For me, this often comes in the first draft, when the characters tug at me strongest. In the revision process, I know them well enough to hone the personality traits I learned in the first, and I look carefully to make sure they’re consistent. But to be honest, characters nearly always come to me fully formed, and I don’t give a lot of thought to how I can make them more real, because in my head, they already are, and I just hope they feel the same to readers.
What was the biggest revision job for this particular book? (timeline
changes, new chapters, rearranging scenes, etc?)
The thing I struggled with most was how Bean and her mom could live with Gus but have such opposing feelings for him. How could Bean adore Gus while her mom clearly resented him so much? Wouldn’t one see at least a little of what the other saw? That was a real challenge, especially since at the opening of the book, he’s already dead, which meant that any scenes with Gus had to be flashbacks, which are so hard to do successfully.

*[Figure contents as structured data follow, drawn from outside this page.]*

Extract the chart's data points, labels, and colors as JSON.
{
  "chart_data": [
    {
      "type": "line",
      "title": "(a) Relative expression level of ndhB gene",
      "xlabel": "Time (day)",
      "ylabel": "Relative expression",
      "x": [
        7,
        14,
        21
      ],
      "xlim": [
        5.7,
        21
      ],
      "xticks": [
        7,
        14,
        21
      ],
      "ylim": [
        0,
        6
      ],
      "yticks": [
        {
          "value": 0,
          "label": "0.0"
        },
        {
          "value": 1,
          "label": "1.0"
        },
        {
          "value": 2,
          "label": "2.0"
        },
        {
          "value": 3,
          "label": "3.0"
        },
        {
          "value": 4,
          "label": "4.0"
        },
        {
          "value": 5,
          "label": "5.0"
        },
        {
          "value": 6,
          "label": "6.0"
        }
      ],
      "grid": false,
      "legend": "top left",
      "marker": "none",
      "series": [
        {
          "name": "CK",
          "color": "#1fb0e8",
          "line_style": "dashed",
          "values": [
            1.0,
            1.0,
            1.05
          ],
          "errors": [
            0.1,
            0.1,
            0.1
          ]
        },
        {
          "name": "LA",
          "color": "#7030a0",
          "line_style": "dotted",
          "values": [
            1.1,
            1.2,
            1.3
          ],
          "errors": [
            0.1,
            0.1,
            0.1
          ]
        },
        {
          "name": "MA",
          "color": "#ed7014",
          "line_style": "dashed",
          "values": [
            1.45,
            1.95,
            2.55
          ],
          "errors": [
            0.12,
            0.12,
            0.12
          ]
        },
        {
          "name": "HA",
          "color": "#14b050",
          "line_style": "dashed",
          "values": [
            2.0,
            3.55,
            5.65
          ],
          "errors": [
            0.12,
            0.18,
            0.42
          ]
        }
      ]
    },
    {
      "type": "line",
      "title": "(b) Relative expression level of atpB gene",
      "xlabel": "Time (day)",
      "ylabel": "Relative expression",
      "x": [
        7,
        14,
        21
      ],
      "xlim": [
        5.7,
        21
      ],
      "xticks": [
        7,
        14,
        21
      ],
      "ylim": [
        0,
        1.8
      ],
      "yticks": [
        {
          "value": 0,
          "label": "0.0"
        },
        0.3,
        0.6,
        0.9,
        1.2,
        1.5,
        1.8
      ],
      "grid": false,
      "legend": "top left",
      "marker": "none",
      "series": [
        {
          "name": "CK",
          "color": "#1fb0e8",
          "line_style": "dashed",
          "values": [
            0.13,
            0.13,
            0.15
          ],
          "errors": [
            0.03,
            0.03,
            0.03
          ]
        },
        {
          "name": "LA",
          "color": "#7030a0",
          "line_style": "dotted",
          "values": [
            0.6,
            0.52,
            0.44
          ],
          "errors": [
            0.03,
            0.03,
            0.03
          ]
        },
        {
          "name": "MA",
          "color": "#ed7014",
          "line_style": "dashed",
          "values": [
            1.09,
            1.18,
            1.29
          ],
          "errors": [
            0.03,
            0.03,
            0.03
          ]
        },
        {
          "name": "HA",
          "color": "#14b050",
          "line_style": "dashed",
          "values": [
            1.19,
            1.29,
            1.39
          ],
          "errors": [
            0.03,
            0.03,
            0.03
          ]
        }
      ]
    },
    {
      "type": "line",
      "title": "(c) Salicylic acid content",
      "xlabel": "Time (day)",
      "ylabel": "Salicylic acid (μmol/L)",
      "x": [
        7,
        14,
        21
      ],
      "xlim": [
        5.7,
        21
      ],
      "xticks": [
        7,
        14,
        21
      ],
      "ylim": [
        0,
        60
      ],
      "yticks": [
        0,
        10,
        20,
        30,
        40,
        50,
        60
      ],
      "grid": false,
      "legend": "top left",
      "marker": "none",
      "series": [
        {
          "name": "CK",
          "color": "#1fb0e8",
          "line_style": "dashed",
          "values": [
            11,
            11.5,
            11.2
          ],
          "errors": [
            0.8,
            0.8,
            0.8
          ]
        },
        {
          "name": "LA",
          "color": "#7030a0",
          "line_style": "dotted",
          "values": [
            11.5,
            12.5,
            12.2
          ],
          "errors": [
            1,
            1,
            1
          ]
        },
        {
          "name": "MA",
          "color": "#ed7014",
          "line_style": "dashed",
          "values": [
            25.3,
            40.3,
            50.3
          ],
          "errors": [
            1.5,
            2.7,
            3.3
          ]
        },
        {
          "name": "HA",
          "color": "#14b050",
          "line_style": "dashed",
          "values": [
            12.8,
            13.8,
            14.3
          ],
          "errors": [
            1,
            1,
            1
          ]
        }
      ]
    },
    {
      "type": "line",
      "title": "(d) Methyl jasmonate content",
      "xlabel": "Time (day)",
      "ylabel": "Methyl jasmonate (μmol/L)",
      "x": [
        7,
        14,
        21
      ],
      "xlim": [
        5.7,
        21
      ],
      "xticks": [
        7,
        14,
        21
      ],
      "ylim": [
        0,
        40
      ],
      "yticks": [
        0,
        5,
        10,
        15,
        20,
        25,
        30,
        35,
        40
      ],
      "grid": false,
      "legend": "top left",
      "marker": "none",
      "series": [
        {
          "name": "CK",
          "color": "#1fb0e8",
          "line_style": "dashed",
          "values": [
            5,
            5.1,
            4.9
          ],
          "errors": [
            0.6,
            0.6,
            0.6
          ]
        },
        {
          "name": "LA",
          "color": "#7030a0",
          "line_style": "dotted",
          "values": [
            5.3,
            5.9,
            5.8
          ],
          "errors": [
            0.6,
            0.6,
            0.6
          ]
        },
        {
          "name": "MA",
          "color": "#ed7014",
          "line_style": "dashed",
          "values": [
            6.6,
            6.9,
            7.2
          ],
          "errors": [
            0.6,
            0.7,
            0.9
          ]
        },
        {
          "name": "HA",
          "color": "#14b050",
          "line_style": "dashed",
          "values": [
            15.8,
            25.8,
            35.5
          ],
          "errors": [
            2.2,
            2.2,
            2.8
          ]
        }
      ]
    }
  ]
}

Did this book keep its original title, or did it change along the way?
Where did the title come from?
For a long time, it didn’t have a title, so I just used the character’s name. I guess that stuck. 🙂
Anything else you’d like to say about revising this book?
I think when revising ANY book, you have to be willing to make hard changes. In writing, you have to know the difference between gut feelings and stubbornness. There are two things you need to be willing to do: Go to the hard places to find the real truth, and be able to let go of whatever doesn’t lead you there.
Thanks for sharing your revision stories, Jo!
And for everyone else…I really loved PEARL. You won’t want to miss it.
Hi Kate & Jo 🙂
Thank you very much for the wonderful interview. Thank you Jo for the excellent advice.
All the best,
RKCharron
So glad it was helpful – thanks!
And the to read list grows! Loved, loved Lessons from a Dead Girl and Jumping Off Swings. Thanks for the great advice on revising…esp…be willing to make the hard changes. I struggle with that some.